After 5 years, it was time for another transfer -- this time to Germany.  We were gone for 3 years, then we came back to Fort Bragg in 1989 -- just in time for our son Andrew to be born at Fort Bragg.


        We moved to Ashwood Circle, very close to our former church.  But while we were gone, they got a new pastor and evidently there was a split in the church and most of our friends were gone.  We attended a few times, but it just wasn't the same.  So, we found a new church called Church of the Open Door.  At this time I was home schooling, and there were several other home-schooling families attending his church. The senior pastor, Dr. Adams, was excellent.  It was during this time that Operation Desert Storm took my husband -- and many other military members of our church -- to Saudi Arabia.  It was a very difficult time for us, but Dr.
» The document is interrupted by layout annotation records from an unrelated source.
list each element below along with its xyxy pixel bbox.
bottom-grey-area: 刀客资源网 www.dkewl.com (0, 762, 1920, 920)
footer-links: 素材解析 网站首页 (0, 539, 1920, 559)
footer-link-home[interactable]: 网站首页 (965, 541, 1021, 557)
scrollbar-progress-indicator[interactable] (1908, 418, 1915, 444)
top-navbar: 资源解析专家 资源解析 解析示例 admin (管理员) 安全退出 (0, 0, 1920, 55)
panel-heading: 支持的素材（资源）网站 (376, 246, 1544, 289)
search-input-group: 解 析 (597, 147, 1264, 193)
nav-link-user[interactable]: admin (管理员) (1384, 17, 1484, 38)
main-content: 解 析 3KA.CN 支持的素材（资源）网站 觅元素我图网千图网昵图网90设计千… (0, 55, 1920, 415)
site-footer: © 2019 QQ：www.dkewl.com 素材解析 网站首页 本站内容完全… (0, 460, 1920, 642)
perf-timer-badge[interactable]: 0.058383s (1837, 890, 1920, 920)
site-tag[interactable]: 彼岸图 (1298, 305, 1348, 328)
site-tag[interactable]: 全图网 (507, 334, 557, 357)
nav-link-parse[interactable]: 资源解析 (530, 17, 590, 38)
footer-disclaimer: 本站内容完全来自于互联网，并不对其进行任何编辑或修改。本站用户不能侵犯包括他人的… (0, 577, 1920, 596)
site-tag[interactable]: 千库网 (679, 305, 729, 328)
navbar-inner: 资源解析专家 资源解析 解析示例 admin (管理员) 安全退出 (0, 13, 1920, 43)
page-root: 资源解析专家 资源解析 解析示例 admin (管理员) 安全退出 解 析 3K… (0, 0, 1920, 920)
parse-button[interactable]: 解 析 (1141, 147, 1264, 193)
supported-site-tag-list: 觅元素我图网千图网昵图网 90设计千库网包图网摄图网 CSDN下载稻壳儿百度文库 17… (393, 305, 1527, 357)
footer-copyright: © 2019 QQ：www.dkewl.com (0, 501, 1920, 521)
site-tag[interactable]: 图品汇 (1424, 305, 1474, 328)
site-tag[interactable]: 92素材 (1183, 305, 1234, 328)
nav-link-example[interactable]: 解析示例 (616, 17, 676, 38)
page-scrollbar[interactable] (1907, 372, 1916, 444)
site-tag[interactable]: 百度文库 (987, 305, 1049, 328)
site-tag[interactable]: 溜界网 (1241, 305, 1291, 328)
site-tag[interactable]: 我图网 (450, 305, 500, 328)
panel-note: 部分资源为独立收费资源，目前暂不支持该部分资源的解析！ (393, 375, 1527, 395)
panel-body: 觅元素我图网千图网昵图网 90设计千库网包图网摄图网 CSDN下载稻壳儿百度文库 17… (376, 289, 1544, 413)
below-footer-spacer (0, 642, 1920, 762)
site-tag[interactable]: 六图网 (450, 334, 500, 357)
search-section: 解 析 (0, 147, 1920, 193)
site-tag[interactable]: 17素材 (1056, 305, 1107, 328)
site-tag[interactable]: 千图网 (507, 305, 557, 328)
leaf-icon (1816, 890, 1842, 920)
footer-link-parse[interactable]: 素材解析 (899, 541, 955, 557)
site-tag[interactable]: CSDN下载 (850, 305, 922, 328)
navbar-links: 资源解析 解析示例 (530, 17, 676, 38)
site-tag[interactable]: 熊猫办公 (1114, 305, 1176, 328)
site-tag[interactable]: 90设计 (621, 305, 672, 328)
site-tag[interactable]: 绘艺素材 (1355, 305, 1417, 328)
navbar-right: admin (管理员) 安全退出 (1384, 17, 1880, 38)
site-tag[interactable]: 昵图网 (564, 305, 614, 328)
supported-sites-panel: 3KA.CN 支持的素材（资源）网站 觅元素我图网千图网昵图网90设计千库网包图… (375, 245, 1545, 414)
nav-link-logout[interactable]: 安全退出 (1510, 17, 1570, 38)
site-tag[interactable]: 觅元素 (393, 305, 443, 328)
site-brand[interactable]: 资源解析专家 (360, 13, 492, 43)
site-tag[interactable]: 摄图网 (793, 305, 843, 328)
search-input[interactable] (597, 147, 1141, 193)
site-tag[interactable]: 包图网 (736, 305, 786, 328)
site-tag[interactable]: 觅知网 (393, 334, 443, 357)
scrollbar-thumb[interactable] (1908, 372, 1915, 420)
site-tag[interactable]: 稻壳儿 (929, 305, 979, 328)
Adams ministered to us so well. I still remember the sermon that gave me so much comfort. He reminded us of all the times God had taken care of us in the past, and asked us to trust in Him to take care of us all this time, too. I remember an older lady who handed me a note one  Sunday -- I didn't know her, but she just wanted me to know that she was praying for me. The girls were involved with the youth and AWANAS there, and it was the perfect church for this season of our lives.  It was during this time that my friend Linda and I renewed our friendship -- and she was a Godsend who also helped me get through the war months.


         Sam retired from the Army in 1991, and we moved away from Fort Bragg.  We have come back to visit a few times -- we especially like to celebrate the 4th of July here.  But this will always be a special place, full of memories and answered prayers and spiritual growth.  I am grateful for the years we spent here. Each time we came here, it was a totally different experience. But the same God has been with us, no matter where the Army sent us.